Abstract:
As part of a continuous effort to maintain
and improve the quality of data in DHS
surveys, this report examines whether
variation in 25 indicators of data quality,
in 15 recent DHS surveys, can be attributed
to interviewers and their characteristics.
The analysis is based on interviewer ID codes
that appear at several points in DHS data
files, and information about the interviewers
obtained in a Fieldworker Survey that is now
a standard component of all DHS surveys. All
of the data files are publicly available.

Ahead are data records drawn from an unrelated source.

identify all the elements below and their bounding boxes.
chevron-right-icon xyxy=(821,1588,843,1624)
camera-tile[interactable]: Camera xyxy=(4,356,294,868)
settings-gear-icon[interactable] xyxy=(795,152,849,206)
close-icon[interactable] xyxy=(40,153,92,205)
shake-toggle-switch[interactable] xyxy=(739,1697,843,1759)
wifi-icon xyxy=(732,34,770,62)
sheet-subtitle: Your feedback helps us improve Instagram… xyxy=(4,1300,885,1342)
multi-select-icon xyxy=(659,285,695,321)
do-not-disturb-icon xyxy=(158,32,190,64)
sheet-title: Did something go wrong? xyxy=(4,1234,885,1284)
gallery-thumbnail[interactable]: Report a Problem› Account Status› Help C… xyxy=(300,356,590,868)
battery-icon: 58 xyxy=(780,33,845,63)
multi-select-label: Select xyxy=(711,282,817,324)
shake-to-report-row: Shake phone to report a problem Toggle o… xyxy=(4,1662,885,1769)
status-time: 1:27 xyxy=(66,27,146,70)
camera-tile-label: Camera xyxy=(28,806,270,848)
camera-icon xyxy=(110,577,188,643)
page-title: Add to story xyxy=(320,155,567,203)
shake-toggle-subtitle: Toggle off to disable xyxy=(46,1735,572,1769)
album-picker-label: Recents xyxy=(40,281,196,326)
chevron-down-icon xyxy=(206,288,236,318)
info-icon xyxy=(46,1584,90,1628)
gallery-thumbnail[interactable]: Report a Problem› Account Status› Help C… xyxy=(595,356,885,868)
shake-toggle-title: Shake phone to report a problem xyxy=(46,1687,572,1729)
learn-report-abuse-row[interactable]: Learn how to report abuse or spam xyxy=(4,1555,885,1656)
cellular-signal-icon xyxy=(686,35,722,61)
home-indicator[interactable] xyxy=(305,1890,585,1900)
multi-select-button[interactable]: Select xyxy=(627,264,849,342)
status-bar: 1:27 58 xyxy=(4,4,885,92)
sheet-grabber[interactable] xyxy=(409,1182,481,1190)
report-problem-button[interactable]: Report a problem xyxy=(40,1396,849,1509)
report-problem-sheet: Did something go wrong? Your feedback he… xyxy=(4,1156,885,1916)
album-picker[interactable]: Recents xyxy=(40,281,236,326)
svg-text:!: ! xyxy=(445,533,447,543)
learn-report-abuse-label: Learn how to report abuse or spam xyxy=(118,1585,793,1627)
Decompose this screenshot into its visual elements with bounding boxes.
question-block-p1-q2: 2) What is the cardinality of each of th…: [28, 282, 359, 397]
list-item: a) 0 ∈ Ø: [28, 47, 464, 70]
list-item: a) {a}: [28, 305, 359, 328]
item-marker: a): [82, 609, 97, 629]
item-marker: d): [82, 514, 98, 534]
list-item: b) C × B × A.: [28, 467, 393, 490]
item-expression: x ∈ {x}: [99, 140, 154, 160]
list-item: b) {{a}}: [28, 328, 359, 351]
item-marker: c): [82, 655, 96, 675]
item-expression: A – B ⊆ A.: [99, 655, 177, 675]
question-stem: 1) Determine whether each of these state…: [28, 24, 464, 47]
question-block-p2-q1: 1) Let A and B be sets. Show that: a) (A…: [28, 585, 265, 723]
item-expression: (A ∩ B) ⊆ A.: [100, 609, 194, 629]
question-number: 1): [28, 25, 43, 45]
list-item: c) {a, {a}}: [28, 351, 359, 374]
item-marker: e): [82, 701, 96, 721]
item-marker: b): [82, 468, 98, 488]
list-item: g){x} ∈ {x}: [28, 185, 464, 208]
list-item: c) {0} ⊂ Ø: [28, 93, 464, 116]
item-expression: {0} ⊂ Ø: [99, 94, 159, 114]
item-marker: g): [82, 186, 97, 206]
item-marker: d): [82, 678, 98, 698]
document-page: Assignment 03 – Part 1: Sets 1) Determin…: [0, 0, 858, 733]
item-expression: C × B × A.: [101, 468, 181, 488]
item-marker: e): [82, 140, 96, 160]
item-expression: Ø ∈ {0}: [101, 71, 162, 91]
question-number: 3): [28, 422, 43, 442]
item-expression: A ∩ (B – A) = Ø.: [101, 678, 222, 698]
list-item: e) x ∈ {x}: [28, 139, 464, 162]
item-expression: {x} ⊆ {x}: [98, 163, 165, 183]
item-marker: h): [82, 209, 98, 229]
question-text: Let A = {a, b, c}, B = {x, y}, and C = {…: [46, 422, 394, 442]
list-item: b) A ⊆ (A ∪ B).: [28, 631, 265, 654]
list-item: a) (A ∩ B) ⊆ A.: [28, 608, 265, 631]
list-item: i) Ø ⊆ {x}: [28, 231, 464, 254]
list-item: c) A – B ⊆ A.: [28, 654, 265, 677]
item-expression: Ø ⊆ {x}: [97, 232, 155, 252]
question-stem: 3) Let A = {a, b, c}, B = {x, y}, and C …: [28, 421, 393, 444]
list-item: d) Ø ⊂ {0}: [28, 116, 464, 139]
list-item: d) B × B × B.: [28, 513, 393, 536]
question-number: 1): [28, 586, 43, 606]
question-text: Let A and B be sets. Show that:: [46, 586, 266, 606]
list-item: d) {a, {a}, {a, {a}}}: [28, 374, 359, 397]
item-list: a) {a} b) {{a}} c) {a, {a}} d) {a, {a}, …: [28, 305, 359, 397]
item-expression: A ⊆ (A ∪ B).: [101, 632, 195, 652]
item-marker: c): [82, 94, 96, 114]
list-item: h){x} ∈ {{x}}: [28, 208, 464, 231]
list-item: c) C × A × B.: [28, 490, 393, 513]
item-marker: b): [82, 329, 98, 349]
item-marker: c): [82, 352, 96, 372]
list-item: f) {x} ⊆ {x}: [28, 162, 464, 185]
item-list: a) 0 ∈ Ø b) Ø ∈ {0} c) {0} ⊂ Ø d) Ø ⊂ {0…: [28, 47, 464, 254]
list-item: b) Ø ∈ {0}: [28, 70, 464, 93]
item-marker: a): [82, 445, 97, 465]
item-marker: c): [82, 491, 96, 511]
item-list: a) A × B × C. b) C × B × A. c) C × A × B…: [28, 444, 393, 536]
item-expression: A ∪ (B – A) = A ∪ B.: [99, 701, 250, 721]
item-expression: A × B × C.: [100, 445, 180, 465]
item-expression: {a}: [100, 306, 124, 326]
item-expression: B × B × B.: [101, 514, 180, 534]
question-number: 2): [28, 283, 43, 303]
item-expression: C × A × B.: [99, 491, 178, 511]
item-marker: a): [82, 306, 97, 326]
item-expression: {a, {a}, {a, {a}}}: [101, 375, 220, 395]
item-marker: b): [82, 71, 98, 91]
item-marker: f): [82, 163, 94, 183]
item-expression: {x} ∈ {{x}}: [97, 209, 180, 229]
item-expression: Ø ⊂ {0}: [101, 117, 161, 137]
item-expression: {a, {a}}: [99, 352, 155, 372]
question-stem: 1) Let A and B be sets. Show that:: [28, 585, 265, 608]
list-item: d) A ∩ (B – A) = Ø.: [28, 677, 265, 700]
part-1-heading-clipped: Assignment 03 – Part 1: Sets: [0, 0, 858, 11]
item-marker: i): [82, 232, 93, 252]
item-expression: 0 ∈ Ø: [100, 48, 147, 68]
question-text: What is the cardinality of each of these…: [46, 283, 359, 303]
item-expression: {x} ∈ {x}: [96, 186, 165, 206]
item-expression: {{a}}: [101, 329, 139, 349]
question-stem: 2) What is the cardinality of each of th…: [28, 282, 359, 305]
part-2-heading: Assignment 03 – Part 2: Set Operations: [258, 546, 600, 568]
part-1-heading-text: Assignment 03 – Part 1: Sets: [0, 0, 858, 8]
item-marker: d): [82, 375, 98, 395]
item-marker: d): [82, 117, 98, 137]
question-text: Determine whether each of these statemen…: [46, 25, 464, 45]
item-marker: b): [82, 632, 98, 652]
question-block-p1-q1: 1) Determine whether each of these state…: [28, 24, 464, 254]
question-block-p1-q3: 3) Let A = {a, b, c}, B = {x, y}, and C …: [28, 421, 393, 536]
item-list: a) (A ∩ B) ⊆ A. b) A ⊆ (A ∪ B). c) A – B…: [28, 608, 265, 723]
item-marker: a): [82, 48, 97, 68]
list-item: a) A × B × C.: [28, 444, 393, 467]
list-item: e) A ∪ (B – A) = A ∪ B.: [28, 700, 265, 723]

The 25 indicators are in three broad
categories: nonresponse and refusals;
reported age at death of young children; and
ages and dates. The third group includes five
subgroups or domains: incompleteness of age,
which usually takes the form of a missing
month of birth; inconsistency between age in
the household survey and age in the
individual surveys of women or men; heaping
on ages that end in 0 or 5; displacement of
age across boundaries for eligibility; and a
new indirect indicator of over-dispersion of
children’s age derived from flagging of the
height-for-age and weight-for-age scores. All
indicators are defined at the level of the
individual, with outcome “1” for a
problematic or potentially problematic
response, and otherwise either “0” or “Not
Applicable”. Because the outcomes are binary,
they can be easily analyzed with logit
regression and related versions of
generalized linear models. Combinations of
indicators and surveys are judged to be
problematic if the level or prevalence of the
outcome “1” is relatively far from an
acceptable level and there is highly
significant variation in the outcome across
interviewers. Many such combinations are
identified, with systematic in-depth
investigation of several examples. It is
found that when there is a high degree of
variation across interviewers, in terms of a
data quality indicator, the bulk of that
variation can often be traced to a handful of
interviewers on the same team or on different
teams.
To investigate the potential effect of the
covariates in the Fieldworker Survey, similar
indicators are pooled and all the surveys are
pooled. There are exceptions, but it is
generally found that interviewers who are
older and better educated have lower levels
of problematic outcomes. Prior experience
with a DHS survey or with other surveys is
often statistically significant, and often—
but not always—in the direction of better
quality data. There is concern when previous
experience may lead to worse, rather than
better, data.
The most important limitation is that
interviewer assignments are almost always to
just one or two geographic regions within a
country, and the quality of the data they
collect is confounded with potentially
relevant characteristics of the regions and
the composition of potentially relevant
characteristics of the respondents. For
example, the respondents’ level of education
is associated with the accuracy of their
stated age, and interviewers assigned to a
region with a low level of education cannot
be expected to obtain the same quality of
responses as interviewers who are assigned to
other regions.
Further analysis is planned that will include
characteristics of the respondents along with
those of the interviewer, and possible
statistical interactions that reflect the
social distance between interviewers and
respondents. The methods and findings of this
study are relevant to ongoing efforts to
improve the training of interviewers and the
monitoring of fieldwork.